Sağlıkta Dönüşüm Programı adı altında yürütülen ve sağlık sisteminde çöküşe neden olan politikalara dikkat çekilen açıklama şu şekilde:
 
“Toplumda yarattığı güvensizlik ve bunun yanı sıra yaşamın tüm alanlarında dayatılan muhafazakârlaşma özellikle kadınların yaşamını kuşatma altına almaktadır.  Öyle ki, kadın bedeni, muhafazakâr politikaların yaşama geçirilmesinin bir aracı işlevini görmektedir. Bunun bir sonucu olarak, birçok kadın, cinsiyet organlarıyla ilgili kanamalı hastalıkların teşhis ve tedavisine ulaşamamakta ya da geç ulaşmakta; hâkim politikalar doğrultusunda kendilerine seçenek olarak sunulan bilim dışı yöntemlere başvurmak dışında bir çare bulamamaktadır.
 
‘Kadının yaşamını tehlikeye sokan uygulamalar kabul edilemez’
 
Bu duruma bağlı olarak, çağdaş tıp yöntemleriyle erken teşhisi ve tedavisi mümkün hastalığı olan kadınlar, tedavide gecikme ve bunun sonucunda ortaya çıkan ciddi sağlık sorunları nedeniyle kaybedilebilmektedir.
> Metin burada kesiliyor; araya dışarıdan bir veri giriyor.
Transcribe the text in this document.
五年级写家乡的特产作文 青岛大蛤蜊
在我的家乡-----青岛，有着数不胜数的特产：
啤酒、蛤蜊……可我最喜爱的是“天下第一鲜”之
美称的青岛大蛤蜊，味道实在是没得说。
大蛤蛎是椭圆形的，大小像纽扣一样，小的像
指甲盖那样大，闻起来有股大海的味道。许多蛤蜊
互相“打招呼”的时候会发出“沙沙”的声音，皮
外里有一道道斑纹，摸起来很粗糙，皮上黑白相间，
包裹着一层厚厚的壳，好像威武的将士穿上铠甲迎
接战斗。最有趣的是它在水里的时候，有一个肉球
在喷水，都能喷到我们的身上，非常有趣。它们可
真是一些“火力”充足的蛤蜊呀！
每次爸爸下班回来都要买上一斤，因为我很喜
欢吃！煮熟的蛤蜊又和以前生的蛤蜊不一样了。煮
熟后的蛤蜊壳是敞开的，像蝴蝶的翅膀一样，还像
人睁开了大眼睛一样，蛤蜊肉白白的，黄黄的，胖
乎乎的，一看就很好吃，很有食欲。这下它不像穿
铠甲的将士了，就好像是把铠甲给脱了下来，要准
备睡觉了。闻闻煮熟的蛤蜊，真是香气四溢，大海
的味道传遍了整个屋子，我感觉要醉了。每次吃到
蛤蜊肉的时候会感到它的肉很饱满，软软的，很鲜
Öte yandan, yazılı ve görsel basında yer alan haberlerde, geleneksel değerlere uygun olduğu için başvurulan bu tür uygulamalarda, uygulayıcıların kişinin özelde de kadının bedenini istismar ettiğine ilişkin örneklere sık olarak rastlanmaktadır. Hayatın kaybına kadar giden riskler taşıyan, aynı zamanda da insan bedeninin mahremiyetini ihlal eden bu tür uygulamalar asla kabul edilemez.  
 
‘Toplum sağlığını riske atan uygulamalar derhal denetime alınmalıdır’
 
Türk Tabipleri Birliği olarak, devletin acilen yasalarla belirlenen sorumluluklarını yerine getirerek tüm insanların gereksinim duyduğu sağlık hizmetine erişiminde karşılaşılan sorunların giderilmesi; başta kadınlar olmak üzere toplum sağlığını tehdit eden uygulamaları desteklemekten vazgeçilmesi; hacamat, sülük gibi geleneksel adı altında kabul edilen uygulamalara yönelik olarak denetim görevinin yerine getirilmesi; bu konuda yapılan kampanyaların, duyuruların, kursların yasaklanması, kurs ve tedavi veren merkezlerin kapatılması, uygulayıcılar ve sorumlular hakkında gerekli yasal işlemlerin yapılması; bu yöntemlere başvuruya olanak sağlamayacak nitelikli sağlık hizmet sunumunu içeren bir sağlık politikasının acilen  oluşturulması öncelikli talebimizdir.   
 
Türk Tabipleri Birliği olarak, etkililiği ve güvenliği belirlenmemiş, yarar zarar değerlendirmesi yapılmamış, bilimselliği kanıtlanmamış, toplum sağlığını riske atan tüm bilim dışı uygulanmaların karşısında olduğumuzu; nitelikli, bilimsel, çağdaş tıp yöntemlerine dayalı hizmet sunumunu tavizsiz olarak savunacağımızı kamuoyunun bilgisine sunuyoruz.”